Vicente explained how the threat to Cuito Cuanavale had arisen because
of a disastrous offensive launched by the People’s Armed Forces for the
Liberation of Angola (FAPLA) and their Soviet advisers against Mavinga,
a town in southeastern Angola, in mid-1987. This was a stronghold of the
National Union for the Total Independence of Angola (UNITA), a
counterrevolutionary opponent of the People’s Movement for the
Liberation of Angola (MPLA) government and ally of the apartheid rulers
and Washington.
The Cuban leadership “expressed its concern” with the Soviet’s proposed
offensive, Vicente said. Mavinga presented a logistical nightmare to get
supplies to their troops, and it would inevitably provoke a South
African intervention. Cuba refused to participate.

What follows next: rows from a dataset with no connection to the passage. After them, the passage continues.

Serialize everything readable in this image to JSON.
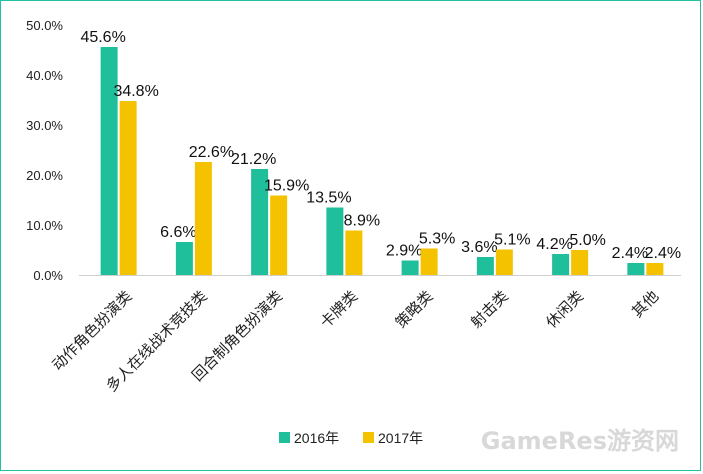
{
  "chart_data": {
    "type": "bar",
    "categories": [
      "动作角色扮演类",
      "多人在线战术竞技类",
      "回合制角色扮演类",
      "卡牌类",
      "策略类",
      "射击类",
      "休闲类",
      "其他"
    ],
    "series": [
      {
        "name": "2016年",
        "values": [
          45.6,
          6.6,
          21.2,
          13.5,
          2.9,
          3.6,
          4.2,
          2.4
        ],
        "labels": [
          "45.6%",
          "6.6%",
          "21.2%",
          "13.5%",
          "2.9%",
          "3.6%",
          "4.2%",
          "2.4%"
        ],
        "color": "#1ebf9a"
      },
      {
        "name": "2017年",
        "values": [
          34.8,
          22.6,
          15.9,
          8.9,
          5.3,
          5.1,
          5.0,
          2.4
        ],
        "labels": [
          "34.8%",
          "22.6%",
          "15.9%",
          "8.9%",
          "5.3%",
          "5.1%",
          "5.0%",
          "2.4%"
        ],
        "color": "#f5c200"
      }
    ],
    "ylim": [
      0,
      50
    ],
    "yticks": [
      0,
      10,
      20,
      30,
      40,
      50
    ],
    "ytick_labels": [
      "0.0%",
      "10.0%",
      "20.0%",
      "30.0%",
      "40.0%",
      "50.0%"
    ],
    "grid": false,
    "legend": "bottom"
  },
  "watermark": "GameRes游资网",
  "colors": {
    "border": "#20c0a0"
  }
}
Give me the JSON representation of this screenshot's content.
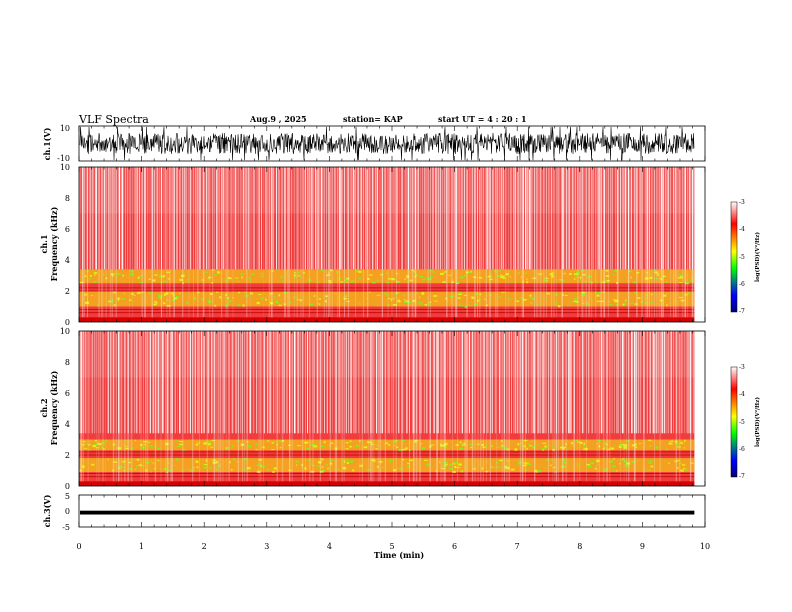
{
  "header": {
    "title": "VLF Spectra",
    "date": "Aug.9 , 2025",
    "station": "station= KAP",
    "start": "start UT = 4 : 20 : 1"
  },
  "chart_data": {
    "type": "heatmap",
    "title": "VLF Spectra",
    "x": {
      "label": "Time (min)",
      "range": [
        0,
        10
      ],
      "ticks": [
        "0",
        "1",
        "2",
        "3",
        "4",
        "5",
        "6",
        "7",
        "8",
        "9",
        "10"
      ],
      "data_end": 9.83
    },
    "panels": [
      {
        "id": "ch1-waveform",
        "type": "line",
        "ylabel": "ch.1(V)",
        "ylim": [
          -10,
          10
        ],
        "ytick_labels": [
          "10",
          "-10"
        ],
        "typical_range": [
          -6,
          6
        ]
      },
      {
        "id": "ch1-spectrogram",
        "type": "heatmap",
        "ylabel": "Frequency (kHz)",
        "channel_label": "ch.1",
        "ylim": [
          0,
          10
        ],
        "ytick_labels": [
          "0",
          "2",
          "4",
          "6",
          "8",
          "10"
        ],
        "bands_khz": [
          {
            "range": [
              0,
              0.3
            ],
            "level": "high"
          },
          {
            "range": [
              1.0,
              2.0
            ],
            "level": "mid"
          },
          {
            "range": [
              2.5,
              3.4
            ],
            "level": "mid"
          }
        ]
      },
      {
        "id": "ch2-spectrogram",
        "type": "heatmap",
        "ylabel": "Frequency (kHz)",
        "channel_label": "ch.2",
        "ylim": [
          0,
          10
        ],
        "ytick_labels": [
          "0",
          "2",
          "4",
          "6",
          "8",
          "10"
        ],
        "bands_khz": [
          {
            "range": [
              0,
              0.3
            ],
            "level": "high"
          },
          {
            "range": [
              0.9,
              1.8
            ],
            "level": "mid"
          },
          {
            "range": [
              2.3,
              3.0
            ],
            "level": "mid"
          }
        ]
      },
      {
        "id": "ch3-waveform",
        "type": "line",
        "ylabel": "ch.3(V)",
        "ylim": [
          -5,
          5
        ],
        "ytick_labels": [
          "5",
          "0",
          "-5"
        ],
        "level": -0.5
      }
    ],
    "colorbar": {
      "label": "log(PSD)(V²/Hz)",
      "range": [
        -7,
        -3
      ],
      "ticks": [
        "-3",
        "-4",
        "-5",
        "-6",
        "-7"
      ],
      "colors": [
        "#ffffff",
        "#ff0000",
        "#ffff00",
        "#00ff00",
        "#0000ff",
        "#00007a"
      ]
    }
  }
}
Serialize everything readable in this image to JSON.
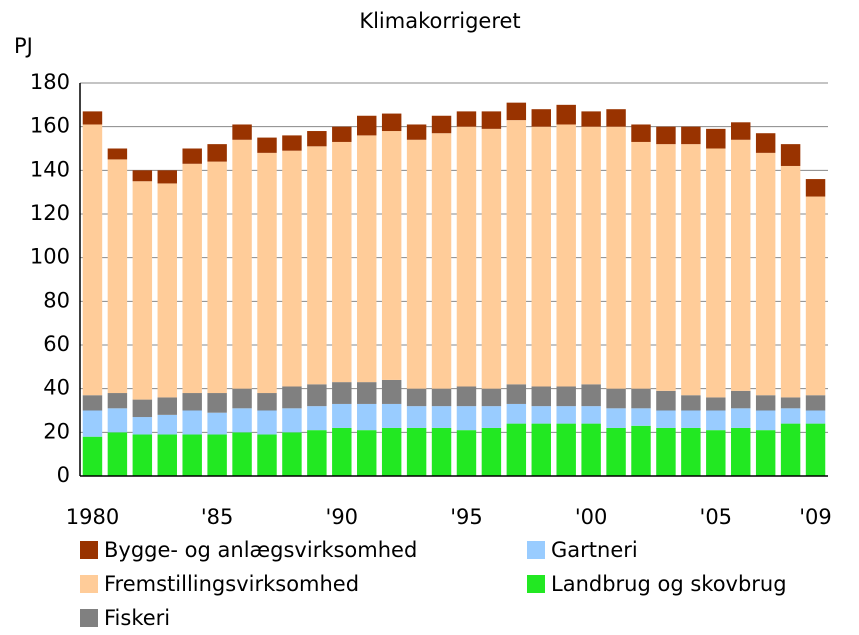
{
  "chart_data": {
    "type": "stacked_bar",
    "title": "Klimakorrigeret",
    "y_label": "PJ",
    "categories": [
      "1980",
      null,
      null,
      null,
      null,
      "'85",
      null,
      null,
      null,
      null,
      "'90",
      null,
      null,
      null,
      null,
      "'95",
      null,
      null,
      null,
      null,
      "'00",
      null,
      null,
      null,
      null,
      "'05",
      null,
      null,
      null,
      "'09"
    ],
    "series": [
      {
        "name": "Landbrug og skovbrug",
        "color": "#22e822",
        "values": [
          18,
          20,
          19,
          19,
          19,
          19,
          20,
          19,
          20,
          21,
          22,
          21,
          22,
          22,
          22,
          21,
          22,
          24,
          24,
          24,
          24,
          22,
          23,
          22,
          22,
          21,
          22,
          21,
          24,
          24
        ]
      },
      {
        "name": "Gartneri",
        "color": "#99ccff",
        "values": [
          12,
          11,
          8,
          9,
          11,
          10,
          11,
          11,
          11,
          11,
          11,
          12,
          11,
          10,
          10,
          11,
          10,
          9,
          8,
          8,
          8,
          9,
          8,
          8,
          8,
          9,
          9,
          9,
          7,
          6
        ]
      },
      {
        "name": "Fiskeri",
        "color": "#808080",
        "values": [
          7,
          7,
          8,
          8,
          8,
          9,
          9,
          8,
          10,
          10,
          10,
          10,
          11,
          8,
          8,
          9,
          8,
          9,
          9,
          9,
          10,
          9,
          9,
          9,
          7,
          6,
          8,
          7,
          5,
          7
        ]
      },
      {
        "name": "Fremstillingsvirksomhed",
        "color": "#ffcc99",
        "values": [
          124,
          107,
          100,
          98,
          105,
          106,
          114,
          110,
          108,
          109,
          110,
          113,
          114,
          114,
          117,
          119,
          119,
          121,
          119,
          120,
          118,
          120,
          113,
          113,
          115,
          114,
          115,
          111,
          106,
          91
        ]
      },
      {
        "name": "Bygge- og anlægsvirksomhed",
        "color": "#993300",
        "values": [
          6,
          5,
          5,
          6,
          7,
          8,
          7,
          7,
          7,
          7,
          7,
          9,
          8,
          7,
          8,
          7,
          8,
          8,
          8,
          9,
          7,
          8,
          8,
          8,
          8,
          9,
          8,
          9,
          10,
          8
        ]
      }
    ],
    "ylim": [
      0,
      180
    ],
    "yticks": [
      0,
      20,
      40,
      60,
      80,
      100,
      120,
      140,
      160,
      180
    ],
    "grid": true
  }
}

The inevitable South African response — with troops and aircraft —
inflicted heavy casualties on the Angolan forces, who fought
courageously but were decimated, Vicente said. They retreated to Cuito
Cuanavale.
Cuba’s role decisive
“Cuito Cuanavale was going to fall if Cuba didn’t intervene,” Piero
Gleijeses said by video. Gleijeses is author of two books — Conflicting
Missions and Visions of Freedom — that describe the roles of Cuba, South
Africa, Washington and Moscow during this struggle for African freedom.
Cuba’s revolutionary leadership decided to commit armed forces in
support of Angola out of internationalist solidarity, and did so in the
face of Soviet opposition, Gleijeses said. Throughout the campaign,
Fidel Castro and the Cuban high command were at loggerheads with Moscow
and the Soviet military leaders over the politics of the war, its
international context and how to conduct it militarily.
The scope of Cuba’s commitment of troops, planes and armaments was
decisive — and on a scale that the Cuban leaders later said could have
exposed the revolution to attack.
In addition to the formal conference proceedings, the Cuban government
prepared an attractive photo display on the struggle.
Pathfinder Books was invited to have a stand. Copies of Gleijeses’ books
were among the £105-worth ($150) of literature participants got. Other
books sold included Cuba and Angola: Fighting for Africa’s Freedom and
Our Own and Cuba and Angola: The War for Freedom by Harry Villegas.